What loosing the Aral Sea tells me about Climate Change

There are LOTS of folks running around these days denying that humans can impact Earth’s climate. Some of them are corporate shills – oil company publicists and George Will leap to mind. Others are just not scientifically literate – which is not surprising given how undereducated we all really are.

Yet good science marches on, and continues to document the ways in which we are intent on destroying our world. We divert whole rivers (for instance) to grow crops in places that we shouldn’t. Doing so impacts water quality and availability, as well as driving sweeping regional climate changes.

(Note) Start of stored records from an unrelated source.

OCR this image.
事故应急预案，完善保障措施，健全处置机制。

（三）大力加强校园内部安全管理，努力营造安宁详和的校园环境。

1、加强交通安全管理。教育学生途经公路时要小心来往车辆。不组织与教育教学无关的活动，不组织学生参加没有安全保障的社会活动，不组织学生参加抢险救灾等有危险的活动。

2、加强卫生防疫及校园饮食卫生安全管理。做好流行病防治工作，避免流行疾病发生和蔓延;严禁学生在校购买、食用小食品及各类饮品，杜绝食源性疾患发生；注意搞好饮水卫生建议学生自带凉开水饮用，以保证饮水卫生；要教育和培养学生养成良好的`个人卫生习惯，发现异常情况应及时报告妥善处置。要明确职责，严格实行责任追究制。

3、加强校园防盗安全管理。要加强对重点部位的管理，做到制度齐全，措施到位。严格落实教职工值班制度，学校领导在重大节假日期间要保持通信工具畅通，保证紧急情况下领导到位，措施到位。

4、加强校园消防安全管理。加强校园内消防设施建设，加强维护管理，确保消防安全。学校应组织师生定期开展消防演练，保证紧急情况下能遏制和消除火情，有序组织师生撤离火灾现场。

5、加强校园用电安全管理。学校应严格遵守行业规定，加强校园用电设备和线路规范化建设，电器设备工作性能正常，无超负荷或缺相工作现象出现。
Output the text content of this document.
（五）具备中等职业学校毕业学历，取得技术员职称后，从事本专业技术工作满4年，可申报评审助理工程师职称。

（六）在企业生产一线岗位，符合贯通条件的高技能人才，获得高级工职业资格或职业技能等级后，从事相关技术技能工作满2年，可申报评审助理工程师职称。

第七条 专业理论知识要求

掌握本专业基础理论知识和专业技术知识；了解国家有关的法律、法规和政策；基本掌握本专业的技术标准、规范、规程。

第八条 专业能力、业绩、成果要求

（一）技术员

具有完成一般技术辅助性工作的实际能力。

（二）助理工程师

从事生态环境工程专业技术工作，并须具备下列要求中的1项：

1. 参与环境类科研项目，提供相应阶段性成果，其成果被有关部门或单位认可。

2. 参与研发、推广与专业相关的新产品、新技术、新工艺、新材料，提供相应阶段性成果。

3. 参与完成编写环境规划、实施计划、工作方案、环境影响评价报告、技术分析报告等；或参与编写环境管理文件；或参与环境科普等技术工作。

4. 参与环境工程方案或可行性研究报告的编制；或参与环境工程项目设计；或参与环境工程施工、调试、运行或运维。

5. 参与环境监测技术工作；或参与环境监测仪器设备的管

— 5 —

“Humans have been doing that for millennia” the deniers will respond “so why worry?” Well, as these images from NASA shows us, the Aral Sea – if you hit play you get a run through of the dry-up from the last decade – is now all but gone. Dried up by diversion for irrigation. By humans. In 50 years. I'm 38, so this has happened basically in my life-time. This means that a once robust in-land sea, which supported trade, fisheries, and provided for things like views, and a place to stop and set a spell, is now gone. Even if the water were all put back tomorrow (and it won’t be), there is little hope the sea could be rebuilt.

So the next time you hear someone on Fox News, or in the Washington Post, deny that climate change is the result of human action, stop and ask yourself this – if humans can deliberately dry up a sea to grow crops, why can’t we destroy the earth’s climate? The science says we can, and are. I just hope we stop before more of the Earth looks like this, or it will be way too late.